6. The Whistleblowers Protection Act, 2010
The Whistleblowers Protection act is legislation designed to encourage and facilitate disclosure of improper conduct by officials of public and private bodies. It provides protection for persons making such disclosure and persons who may suffer detrimental action in relation to those disclosures and provides for the matters disclosed to be properly investigated and dealt with. The Act gives confidence to people to report the corrupt without fear of retribution.
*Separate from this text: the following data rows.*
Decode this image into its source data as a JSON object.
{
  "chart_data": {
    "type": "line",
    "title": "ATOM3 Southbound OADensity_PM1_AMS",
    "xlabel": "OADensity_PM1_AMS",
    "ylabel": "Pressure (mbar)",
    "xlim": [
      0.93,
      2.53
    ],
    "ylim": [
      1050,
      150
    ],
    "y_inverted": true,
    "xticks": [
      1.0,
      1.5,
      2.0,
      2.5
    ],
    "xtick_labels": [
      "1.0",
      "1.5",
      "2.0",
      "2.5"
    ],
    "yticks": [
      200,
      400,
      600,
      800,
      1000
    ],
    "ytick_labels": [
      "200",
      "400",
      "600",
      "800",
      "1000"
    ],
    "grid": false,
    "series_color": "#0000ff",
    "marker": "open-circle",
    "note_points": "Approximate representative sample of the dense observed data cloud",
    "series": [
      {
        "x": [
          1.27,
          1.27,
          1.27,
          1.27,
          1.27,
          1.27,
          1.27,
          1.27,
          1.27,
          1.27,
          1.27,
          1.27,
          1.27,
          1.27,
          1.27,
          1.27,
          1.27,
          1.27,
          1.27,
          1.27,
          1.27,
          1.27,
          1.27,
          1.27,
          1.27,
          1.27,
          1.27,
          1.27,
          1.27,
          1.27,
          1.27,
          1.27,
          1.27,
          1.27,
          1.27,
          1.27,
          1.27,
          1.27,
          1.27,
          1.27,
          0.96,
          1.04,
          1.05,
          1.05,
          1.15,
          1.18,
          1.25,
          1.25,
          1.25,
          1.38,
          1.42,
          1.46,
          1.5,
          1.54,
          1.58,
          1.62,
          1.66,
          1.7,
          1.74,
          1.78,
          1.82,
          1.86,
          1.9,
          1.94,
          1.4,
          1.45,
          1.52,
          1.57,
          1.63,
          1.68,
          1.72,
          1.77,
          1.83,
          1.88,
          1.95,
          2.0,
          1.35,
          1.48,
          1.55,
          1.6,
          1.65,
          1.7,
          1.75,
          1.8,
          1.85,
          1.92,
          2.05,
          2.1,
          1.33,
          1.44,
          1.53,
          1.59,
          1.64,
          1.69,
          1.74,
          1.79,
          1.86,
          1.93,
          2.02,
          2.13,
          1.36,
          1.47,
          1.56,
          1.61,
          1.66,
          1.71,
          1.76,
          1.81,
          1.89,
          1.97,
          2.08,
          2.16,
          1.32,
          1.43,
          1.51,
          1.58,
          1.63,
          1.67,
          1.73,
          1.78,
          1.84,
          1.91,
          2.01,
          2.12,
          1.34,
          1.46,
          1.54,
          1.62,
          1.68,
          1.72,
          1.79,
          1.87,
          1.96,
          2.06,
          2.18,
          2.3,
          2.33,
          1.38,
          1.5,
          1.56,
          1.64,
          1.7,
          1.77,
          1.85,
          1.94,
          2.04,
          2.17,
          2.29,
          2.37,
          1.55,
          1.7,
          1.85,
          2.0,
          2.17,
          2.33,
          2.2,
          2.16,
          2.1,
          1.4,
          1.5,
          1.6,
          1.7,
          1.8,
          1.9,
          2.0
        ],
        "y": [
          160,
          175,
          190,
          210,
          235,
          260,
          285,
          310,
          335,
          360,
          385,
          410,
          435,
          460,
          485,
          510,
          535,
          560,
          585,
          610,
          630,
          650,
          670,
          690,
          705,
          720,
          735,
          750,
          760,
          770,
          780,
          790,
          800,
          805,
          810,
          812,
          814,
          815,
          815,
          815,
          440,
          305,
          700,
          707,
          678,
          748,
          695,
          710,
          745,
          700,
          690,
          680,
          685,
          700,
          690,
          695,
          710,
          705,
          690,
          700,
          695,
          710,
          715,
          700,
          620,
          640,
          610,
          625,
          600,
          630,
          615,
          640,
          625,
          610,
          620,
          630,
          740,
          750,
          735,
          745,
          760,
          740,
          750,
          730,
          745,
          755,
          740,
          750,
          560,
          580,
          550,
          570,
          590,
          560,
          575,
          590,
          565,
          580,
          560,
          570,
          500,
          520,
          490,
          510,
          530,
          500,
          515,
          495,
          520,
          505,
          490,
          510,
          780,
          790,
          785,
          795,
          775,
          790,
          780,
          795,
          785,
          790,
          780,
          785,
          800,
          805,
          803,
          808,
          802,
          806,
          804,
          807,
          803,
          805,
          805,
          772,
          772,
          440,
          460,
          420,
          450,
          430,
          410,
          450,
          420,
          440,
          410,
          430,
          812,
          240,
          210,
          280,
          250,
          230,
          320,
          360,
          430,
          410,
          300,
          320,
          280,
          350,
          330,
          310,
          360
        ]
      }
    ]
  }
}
The objectives of this Act include:
 To provide for procedures by which individuals in private and public sector may in public interest disclose information that relates to irregular, illegal or corrupt practices
 To provide for the protection against victimization of persons who make disclosures
 To provide for other related matters
On disclosures the Act specifies:
 Disclosure of impropriety (corruption, criminal and other unlawful acts, maladministration, miscarriage of justice)
 Disclosures in good faith
 Reasonable belief that it is substantially true
 Disclosures made to authorized officials
 Confidentiality of identity
 Confidentiality of information
 Anonymous disclosures not protected
 Persons and employees to disclose
 Internal disclosures
 External disclosures.
 Against victimization
 Against court action
 Provision of State protection

7. Computer Misuse Act 2010
This new law provides for:
 Safety and security of electronic transactions and security systems
 Prevention of unlawful access, abuse and misuse of information systems and computers
 Securing the conduct of electronic transactions in a secure electronic environment
The law makes and specifies:
 general provisions for Securing access and computer program usage
 general provisions for Computer misuse offences and their respective penalties
 Establishment of Financial Intelligence Authority
 Searches and Seizure of premises and computer hard/software respectively
 Admissibility and evidential weight of data messages and electronic records
 Jurisdiction over all persons irrespective of nationality

8. Regulation of interception of Communications Act 2010
Provides for
 Lawful interception and monitoring of certain communications in the course of the transmission through a telecommunication; postal or related service or system
 Establishment of a monitoring center
The law makes and provides for
 The details of the monitoring centre
 Authority and methodology of interception
 Protected information
 Rights and Obligations of telecom service providers
 Appeals
The Government has signed and ratified the United Nations Convention against Corruption (UNCAC) and the African Union Convention for Preventing and Combating Corruption. The combined effect of the provisions of these treaties is to oblige the Government to introduce into its domestic legislative framework laws pertaining to the recovery of the proceeds of corruption and other crime and indeed has in process the following pending legislations related to corruption:
1. Anti Money Laundering Bill
2. Qui Tam Legislation
3. The Proceeds of Crime Bill

9. Overview of the money laundering bill 2009
 Money laundering: process of turning illegitimately obtained property into seemingly legitimate property (concealing/disguising the nature, source, location, disposition or movement of the proceeds of crime)
 Criminalizes money laundering and provide for detection, deterrence, investigation and prosecution of money laundering offences
 Responds to the threat posed by organized crimes (terrorism, piracy, etc) to deprive them of proceeds from their criminal activity
 Fights against trans-boundary crimes
 Bill provides for prevention measures
 Establishment of Financial Intelligence Authority
 Seizure, freezing and forfeiture and confiscation of assets
 International cooperation
 Offences and penalties
10. Proceeds of Crime Bill
The provisions of this proposed law would empower the Government to seize and confiscate the profits of those found to be engaging in corrupt activities and so raise the risk threshold of corrupt activities and thus operate as a deterrent of further criminal tendency.